Nonparametric equivalent of ANCOVA for continuous dependent variables I have an independent categorical variable ($X$ with two categories, $x_{1}$ and $x_{2}$) and two continuous dependent variables ($y$ and $z$). 
Using a Mann Whitney test, I know that $y$ is significantly associated with $x_{1}$ and $z$ is likewise significantly associated with $x_{1}$. However, it could be that either $y$ confounds the relationship seen between $x_{1}$ and $z$, or vice versa, i.e. $z$ confounds the relationship seen between $x_{1}$ and $y$.
What distribution-free tests can I use to try account for each factor in tests of $y$ versus $X$ and $z$ versus $X$?
How can I achieve this in R and SPSS?
 A: Turning my comment to an answer, the sm package offers non-parametric ANCOVA as sm.ancova.

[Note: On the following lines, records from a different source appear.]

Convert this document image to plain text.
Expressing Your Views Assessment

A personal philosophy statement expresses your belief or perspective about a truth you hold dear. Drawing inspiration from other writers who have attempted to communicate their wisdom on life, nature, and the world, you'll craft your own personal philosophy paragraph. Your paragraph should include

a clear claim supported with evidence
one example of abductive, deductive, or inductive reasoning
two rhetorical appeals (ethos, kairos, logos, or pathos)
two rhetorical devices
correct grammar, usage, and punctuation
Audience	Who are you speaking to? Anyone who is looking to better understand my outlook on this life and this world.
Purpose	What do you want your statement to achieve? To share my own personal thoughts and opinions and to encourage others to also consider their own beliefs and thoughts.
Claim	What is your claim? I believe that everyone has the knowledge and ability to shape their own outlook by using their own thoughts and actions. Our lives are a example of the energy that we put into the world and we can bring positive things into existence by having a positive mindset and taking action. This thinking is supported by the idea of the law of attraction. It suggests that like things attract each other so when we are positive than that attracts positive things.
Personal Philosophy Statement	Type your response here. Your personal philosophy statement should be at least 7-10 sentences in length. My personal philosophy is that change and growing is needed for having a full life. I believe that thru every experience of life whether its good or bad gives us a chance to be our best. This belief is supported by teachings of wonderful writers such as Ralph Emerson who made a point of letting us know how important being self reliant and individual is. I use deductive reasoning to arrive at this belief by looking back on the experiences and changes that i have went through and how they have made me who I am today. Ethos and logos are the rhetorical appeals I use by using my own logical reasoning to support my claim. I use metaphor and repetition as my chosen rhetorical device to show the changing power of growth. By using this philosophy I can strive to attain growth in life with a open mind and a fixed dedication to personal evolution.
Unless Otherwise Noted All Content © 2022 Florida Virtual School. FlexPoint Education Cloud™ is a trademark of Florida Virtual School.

Here is a toy example:
data(anorexia, package="MASS")
anorexia$Treat <- relevel(anorexia$Treat , ref="Cont") 
# visual check for the parallel group assumption
xyplot(Postwt ~ Prewt, data=anorexia, groups=Treat, aspect="iso", type=c("p","r"),
       auto.key=list(space="right", lines=TRUE, points=FALSE))
# fit two nested models (equal and varying slopes across groups)
anorex.aov0 <- aov(Postwt ~ Prewt + Treat, data=anorexia) # ≈ lm(Postwt ~ Prewt + Treat + offset(Prewt), data=anorexia)
anorex.aov1 <- aov(Postwt ~ Prewt * Treat, data=anorexia) 
# check if we need the interaction term
anova(anorex.aov0, anorex.aov1)
summary.lm(anorex.aov1)


The above shows that the parallel group assumption is not realistic and that we must account for the interaction (p=0.007) between the factor group and continuous covariate.
Here is what we would get with sm.ancova, with default smoothing parameter and equal-group as the reference model:
> with(anorexia, ancova.np <- sm.ancova(Prewt, Postwt, Treat, model="equal"))
Test of equality :  h =  1.90502    p-value =  0.0036 
Band available only to compare two groups.


There is another R package for non-parametric ANCOVA (I haven't tested it, though): fANCOVA, with T.aov allowing to test for the equality of nonparametric curves or surfaces based on an ANOVA-type statistic.
A: If relation between both regression models are linear, the function sen.adichie from NSM3 package (https://cran.r-project.org/web/packages/NSM3/) test the parallelism of several regression lines.
And a Kruskal-Wallis test of aligned observations (ao_ij = y_ij - b x_ij) can to test the elevations (intercepts) of parallel lines.